Machine learning has already been used in a few papers in both unsupervised and supervised learning, for classification or prediction tasks [1-3]. However, the main scientific challenge here lies in the mixed character of the data, i.e. continuous (geometric dimensions) but also categorical (like the type of object: beam, column, slab, roof, window, door, etc.). Mixed variables have been considered by the authors in seminal papers in mechanical and structural design [4-5]. In the current contribution, a Python program is used to decipher the BIM models (available through IFC files) for a series of complex buildings, and Three types of machine learning methods are then tested to classify and detector objects of a big BIM data. The numerical results are obtained and discussed on one practical example.

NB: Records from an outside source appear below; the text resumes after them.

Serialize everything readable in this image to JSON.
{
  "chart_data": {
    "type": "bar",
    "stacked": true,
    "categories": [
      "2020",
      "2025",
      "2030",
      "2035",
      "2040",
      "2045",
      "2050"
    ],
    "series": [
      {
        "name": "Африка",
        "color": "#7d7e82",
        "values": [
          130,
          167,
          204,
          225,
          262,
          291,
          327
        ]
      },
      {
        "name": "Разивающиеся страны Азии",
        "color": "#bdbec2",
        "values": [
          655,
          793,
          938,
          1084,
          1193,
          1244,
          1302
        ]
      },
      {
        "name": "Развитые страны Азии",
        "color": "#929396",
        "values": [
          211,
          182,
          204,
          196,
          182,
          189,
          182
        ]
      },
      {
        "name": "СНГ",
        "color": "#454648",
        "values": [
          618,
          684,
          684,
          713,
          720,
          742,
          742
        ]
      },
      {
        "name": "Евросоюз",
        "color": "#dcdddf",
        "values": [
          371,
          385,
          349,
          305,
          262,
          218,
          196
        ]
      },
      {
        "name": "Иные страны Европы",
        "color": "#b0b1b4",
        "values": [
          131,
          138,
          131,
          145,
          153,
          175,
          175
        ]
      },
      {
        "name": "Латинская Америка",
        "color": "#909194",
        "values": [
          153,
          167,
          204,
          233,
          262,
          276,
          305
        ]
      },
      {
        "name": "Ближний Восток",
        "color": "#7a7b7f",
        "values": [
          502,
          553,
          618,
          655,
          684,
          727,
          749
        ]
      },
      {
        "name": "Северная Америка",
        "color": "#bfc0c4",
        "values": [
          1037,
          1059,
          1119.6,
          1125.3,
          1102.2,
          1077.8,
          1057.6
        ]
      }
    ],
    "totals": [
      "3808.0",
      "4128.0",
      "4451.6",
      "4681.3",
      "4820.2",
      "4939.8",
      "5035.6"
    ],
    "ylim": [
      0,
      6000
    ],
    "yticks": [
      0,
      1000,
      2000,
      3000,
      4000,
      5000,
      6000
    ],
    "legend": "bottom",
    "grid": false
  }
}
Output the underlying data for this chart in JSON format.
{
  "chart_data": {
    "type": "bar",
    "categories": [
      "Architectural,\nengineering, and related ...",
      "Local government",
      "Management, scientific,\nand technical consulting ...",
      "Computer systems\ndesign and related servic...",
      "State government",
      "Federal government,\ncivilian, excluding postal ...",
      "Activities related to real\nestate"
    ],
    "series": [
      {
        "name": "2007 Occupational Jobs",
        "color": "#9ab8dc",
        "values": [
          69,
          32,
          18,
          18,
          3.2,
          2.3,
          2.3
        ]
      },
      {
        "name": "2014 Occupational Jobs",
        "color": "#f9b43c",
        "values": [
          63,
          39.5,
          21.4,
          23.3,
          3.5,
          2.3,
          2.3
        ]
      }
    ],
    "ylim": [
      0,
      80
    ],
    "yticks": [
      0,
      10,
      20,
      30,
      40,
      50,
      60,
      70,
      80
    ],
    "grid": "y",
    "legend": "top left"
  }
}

Biography: Manyu Xiao is an associate professor at the School of Mathematics and Statistics of Northwestern Polytechnical University in Xi’an. She has obtained her PhD in Advanced Mechanics from the Université de Technologie de Compiègne (UTC) in Compiegne, France in 2010. Her thesis entitled “Multidisciplinary Design Optimization with Model Reduction and Parallel Computing” was nominated the thesis price of "Guy Deniélou" and was also published by Edition Universitaire Européenne. Then, she continued her research as a post-doctoral fellow in the Roberval laboratory. Since 2012, she works as an associated professor at Northwestern Polytechnical University in Xi’an. She is a member of the joint French-Chinese research group "Virtual Prototyping and Design". She was a visiting researcher in many universities such as Université Libre de Bruxelles (Belgium, 2009), University-of-Alabama-Huntsville (USA, 2014), Queen Mary University of London (UK, 2016), University of Oxford (UK, 2018). Her interest research includes model reduction, proper orthogonal decomposition, multi-fidelity co-kriging, parallel algorithm, Machine Learning, Large-scale structural optimization with categorical variables, Large scale topology optimization algorithm. She currently serves as scientific reviewer for various international journals. Until now, she has herself authored/co-authored over 30 peer reviewed journal articles, book chapters and referenced conference papers. She is responsible for the internationalization affairs of her school including international courses and international cooperation. She teaches the algebraic courses in English such as “Linear Algebra”, “Computing Method”, “Mathematical Modelling and Computing” etc.